J. Sim, Y. Na, Dong Whan Lee
May 6, 2020
PURPOSE Valgus injury of high energy of the lateral bumper impact can lead blows to the inside of the knee that push the knee outwards or indirect injury where a varus force is applied to the contralateral knee, which injury pattern named as "Windswept injury mechanism" in this study. The objective of this study was to establish injury pattern in the contralateral side knee on the basis of this pattern recognition to enhance a diagnosis of interrelated osseous and soft-tissue injuries. METHODS Sixteen patients by "Windswept injury mechanism" were identified, who visited a level 1 trauma center between Jan 2007 and Dec 2016. We first evaluated the osseous and soft tissue injuries at primary impacted site by valgus force after checking MRI. Thereby, assessed the contralateral knee which structures were injured.
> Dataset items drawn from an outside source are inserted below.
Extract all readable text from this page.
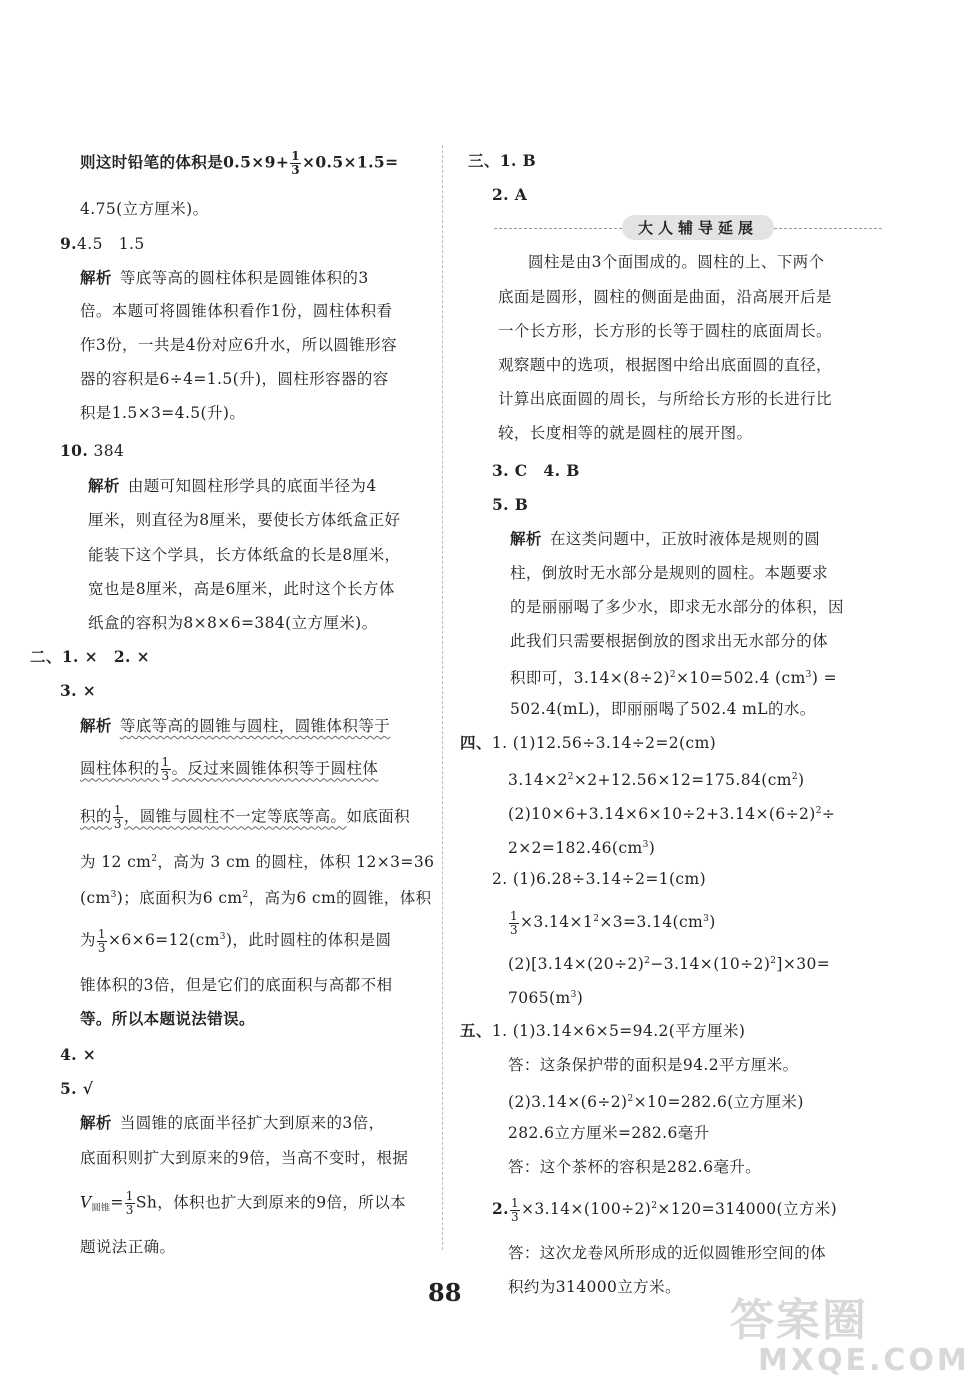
则这时铅笔的体积是$0.5\times 9+ \frac{1}{3} \times 0.5\times 1.5=$
4.75(立方厘米)。
9.4.5　1.5
解析 等底等高的圆柱体积是圆锥体积的3
倍。本题可将圆锥体积看作1份，圆柱体积看
作3份，一共是4份对应6升水，所以圆锥形容
器的容积是6÷4=1.5(升)，圆柱形容器的容
积是1.5×3=4.5(升)。
10. 384
解析 由题可知圆柱形学具的底面半径为4
厘米，则直径为8厘米，要使长方体纸盒正好
能装下这个学具，长方体纸盒的长是8厘米，
宽也是8厘米，高是6厘米，此时这个长方体
纸盒的容积为8×8×6=384(立方厘米)。
二、1. ×　2. ×
3. ×
解析 等底等高的圆锥与圆柱，圆锥体积等于
圆柱体积的 $\frac{1}{3}$ 。反过来圆锥体积等于圆柱体
积的 $\frac{1}{3}$ ，圆锥与圆柱不一定等底等高。如底面积
为 12 $cm^2$，高为 3 cm 的圆柱，体积 12×3=36
$(cm^3)$；底面积为6 $cm^2$，高为6 cm的圆锥，体积
为 $\frac{1}{3} \times 6\times 6=12(cm^3)$，此时圆柱的体积是圆
锥体积的3倍，但是它们的底面积与高都不相
等。所以本题说法错误。
4. ×
5. √
解析 当圆锥的底面半径扩大到原来的3倍，
底面积则扩大到原来的9倍，当高不变时，根据
$V_{圆锥}= \frac{1}{3}$ Sh，体积也扩大到原来的9倍，所以本
题说法正确。
三、1. B
2. A
大人辅导延展
圆柱是由3个面围成的。圆柱的上、下两个
底面是圆形，圆柱的侧面是曲面，沿高展开后是
一个长方形，长方形的长等于圆柱的底面周长。
观察题中的选项，根据图中给出底面圆的直径，
计算出底面圆的周长，与所给长方形的长进行比
较，长度相等的就是圆柱的展开图。
3. C　4. B
5. B
解析 在这类问题中，正放时液体是规则的圆
柱，倒放时无水部分是规则的圆柱。本题要求
的是丽丽喝了多少水，即求无水部分的体积，因
此我们只需要根据倒放的图求出无水部分的体
积即可，$3.14\times(8\div 2)^2\times 10=502.4$ $(cm^3)$ =
502.4(mL)，即丽丽喝了502.4 mL的水。
四、1. (1)12.56÷3.14÷2=2(cm)
$3.14\times 2^2\times 2+12.56\times 12=175.84(cm^2)$
$(2)10\times 6+3.14\times 6\times 10\div 2+3.14\times(6\div 2)^2\div$
$2\times 2=182.46(cm^3)$
2. (1)6.28÷3.14÷2=1(cm)
$\frac{1}{3} \times 3.14\times 1^2\times 3=3.14(cm^3)$
$(2)[3.14\times(20\div 2)^2-3.14\times(10\div 2)^2]\times 30=$
$7065(m^3)$
五、1. (1)3.14×6×5=94.2(平方厘米)
答：这条保护带的面积是94.2平方厘米。
$(2)3.14\times(6\div 2)^2\times 10=282.6$(立方厘米)
282.6立方厘米=282.6毫升
答：这个茶杯的容积是282.6毫升。
2. $\frac{1}{3} \times 3.14\times(100\div 2)^2\times 120=314000$(立方米)
答：这次龙卷风所形成的近似圆锥形空间的体
积约为314000立方米。
88
答案圈
MXQE.COM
To find any correlation between both knees in ligament injuries, patients were divided into two groups according to coincided anterior cruciate ligament (ACL) rupture. RESULTS By the "Windswept injury mechanism", MCL total rupture was observed in all primary knees, and the major ligament injuries also were coincided on the contralateral knee. In primary knee, either ACL or PCL was ruptured in all cases. 9 patients (56%) had combined ACL rupture with MCL injury, 12 patients (75%) of combined PCL injury, and 5 patients (31%) had combined injury of both ACL and PCL. In contralateral knee, lateral collateral ligament injury was observed in 69%. 7 patients (44%) was combined with ACL injury, 7 patients (44%) with combined PCL injury, 4 patients (25%) with combined both ACL and PCL injury. In comparison of two groups, significantly higher risk of ACL injury in the contralateral knee was identified when coincided ACL and MCL injury in primary knee (p = 0.003). CONCLUSION The specific mechanism-based injury pattern of "Windswept injury mechanism" was the first to identify the mechanism that showed concomitant major ligament injuries in the contralateral knee and to develop validated the higher risk of ACL injury in the contralateral knee when combined ACL and MCL injuries in primary knee, which improving diagnosis of potentially subtle and easily missed knee injuries.